L’Assemblée Des Communautés de France (ADCF) veut réformer en deux temps

  Pour Charles-Eric Lemaignen : ” il faut d’abord définir le panier de remplacement des recettes du bloc communal pour organiser, dans un second temps, les clefs de partage entre communes et intercommunalités “. L’assemblée souhaite d’une part expertiser les hypothèses sur la table avant la bascule de 2021, et d’autre part éprouver les mécanismes de redescente du foncier bâti et le dispositif de correction intégré à la source. Enfin, pour l’ADCF, la suppression de la taxe d’habitation et le travail sur la réforme fiscale nécessitent une remise à plat des différents flux financiers qui existent au niveau du bloc communal. Ces flux financiers, ce sont entre autres les attributions de compensation, mais également la dotation de compensation de la part salaire intégrée dans la DGF intercommunale et qui en constitue la part principale. Et ajoute l’ADCF, nous voulons bien d’une part de TVA, mais pour compenser l’érosion forte de cette DGF, et pas pour compenser la disparition du produit de taxe d’habitation. Elle propose de créer une clef de répartition Taxe foncière/ TVA entre communes et intercommunalités au prorata de la clef de partage actuelle de la taxe d’habitation. La réforme fiscale devra, dans tous les cas, laisser des marges de manœuvre aux élus pour négocier au sein du bloc communal leur propre répartition des recettes.  

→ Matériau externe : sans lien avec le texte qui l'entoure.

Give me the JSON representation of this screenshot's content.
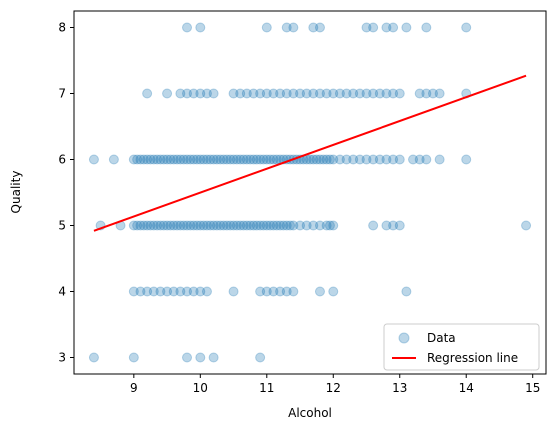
{
  "chart_data": {
    "type": "scatter",
    "xlabel": "Alcohol",
    "ylabel": "Quality",
    "xlim": [
      8.1,
      15.2
    ],
    "ylim": [
      2.75,
      8.25
    ],
    "xticks": [
      9,
      10,
      11,
      12,
      13,
      14,
      15
    ],
    "yticks": [
      3,
      4,
      5,
      6,
      7,
      8
    ],
    "grid": false,
    "legend_position": "lower-right",
    "series": [
      {
        "name": "Data",
        "kind": "scatter",
        "color": "#1f77b4",
        "alpha": 0.3,
        "x_values_by_quality": {
          "3": [
            8.4,
            9.0,
            9.8,
            10.0,
            10.2,
            10.9
          ],
          "4": [
            9.0,
            9.1,
            9.2,
            9.3,
            9.4,
            9.5,
            9.6,
            9.7,
            9.8,
            9.9,
            10.0,
            10.1,
            10.5,
            10.9,
            11.0,
            11.1,
            11.2,
            11.3,
            11.4,
            11.8,
            12.0,
            13.1
          ],
          "5": [
            8.5,
            8.8,
            9.0,
            9.05,
            9.1,
            9.15,
            9.2,
            9.25,
            9.3,
            9.35,
            9.4,
            9.45,
            9.5,
            9.55,
            9.6,
            9.65,
            9.7,
            9.75,
            9.8,
            9.85,
            9.9,
            9.95,
            10.0,
            10.05,
            10.1,
            10.15,
            10.2,
            10.25,
            10.3,
            10.35,
            10.4,
            10.45,
            10.5,
            10.55,
            10.6,
            10.65,
            10.7,
            10.75,
            10.8,
            10.85,
            10.9,
            10.95,
            11.0,
            11.05,
            11.1,
            11.15,
            11.2,
            11.25,
            11.3,
            11.35,
            11.4,
            11.5,
            11.6,
            11.7,
            11.8,
            11.9,
            11.95,
            12.0,
            12.6,
            12.8,
            12.9,
            13.0,
            14.9
          ],
          "6": [
            8.4,
            8.7,
            9.0,
            9.05,
            9.1,
            9.15,
            9.2,
            9.25,
            9.3,
            9.35,
            9.4,
            9.45,
            9.5,
            9.55,
            9.6,
            9.65,
            9.7,
            9.75,
            9.8,
            9.85,
            9.9,
            9.95,
            10.0,
            10.05,
            10.1,
            10.15,
            10.2,
            10.25,
            10.3,
            10.35,
            10.4,
            10.45,
            10.5,
            10.55,
            10.6,
            10.65,
            10.7,
            10.75,
            10.8,
            10.85,
            10.9,
            10.95,
            11.0,
            11.05,
            11.1,
            11.15,
            11.2,
            11.25,
            11.3,
            11.35,
            11.4,
            11.45,
            11.5,
            11.55,
            11.6,
            11.65,
            11.7,
            11.75,
            11.8,
            11.85,
            11.9,
            11.95,
            12.0,
            12.1,
            12.2,
            12.3,
            12.4,
            12.5,
            12.6,
            12.7,
            12.8,
            12.9,
            13.0,
            13.2,
            13.3,
            13.4,
            13.6,
            14.0
          ],
          "7": [
            9.2,
            9.5,
            9.7,
            9.8,
            9.9,
            10.0,
            10.1,
            10.2,
            10.5,
            10.6,
            10.7,
            10.8,
            10.9,
            11.0,
            11.1,
            11.2,
            11.3,
            11.4,
            11.5,
            11.6,
            11.7,
            11.8,
            11.9,
            12.0,
            12.1,
            12.2,
            12.3,
            12.4,
            12.5,
            12.6,
            12.7,
            12.8,
            12.9,
            13.0,
            13.3,
            13.4,
            13.5,
            13.6,
            14.0
          ],
          "8": [
            9.8,
            10.0,
            11.0,
            11.3,
            11.4,
            11.7,
            11.8,
            12.5,
            12.6,
            12.8,
            12.9,
            13.1,
            13.4,
            14.0
          ]
        }
      },
      {
        "name": "Regression line",
        "kind": "line",
        "color": "#ff0000",
        "x": [
          8.4,
          14.9
        ],
        "y": [
          4.92,
          7.27
        ]
      }
    ]
  }
}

L’Association des Petites Villes de France estime qu’il s’agit du scénario le moins défavorable aux communes

Pour l’APVF, le choix de descendre la taxe foncière départementale ” sûre et dynamique ” est adapté aux compétences des communes. C’est le scénario le moins défavorable aux Maires ” en ce qu’il préserve le mieux leur pouvoir fiscal et que le produit du foncier bâti des départements suffit quasiment à compenser la perte de taxe d’habitation des communes “.  L’association demande que ” les masses financières concernées par le mécanisme correcteur soient les plus faibles possibles et que leur répartition réponde à une logique de péréquation permettant de corriger réellement les inégalités affectant les ressources, mais également les inégalités relatives aux charges, entre les collectivités locales “. Elle suivra avec une attention toute particulière les modalités de compensation financière des départements qui demeurent des alliés incontournables pour les petites villes, et elle s’opposera à la mise en place et à la pérennisation au-delà de 2023 de tout mécanisme d’encadrement ou de gel des taux.”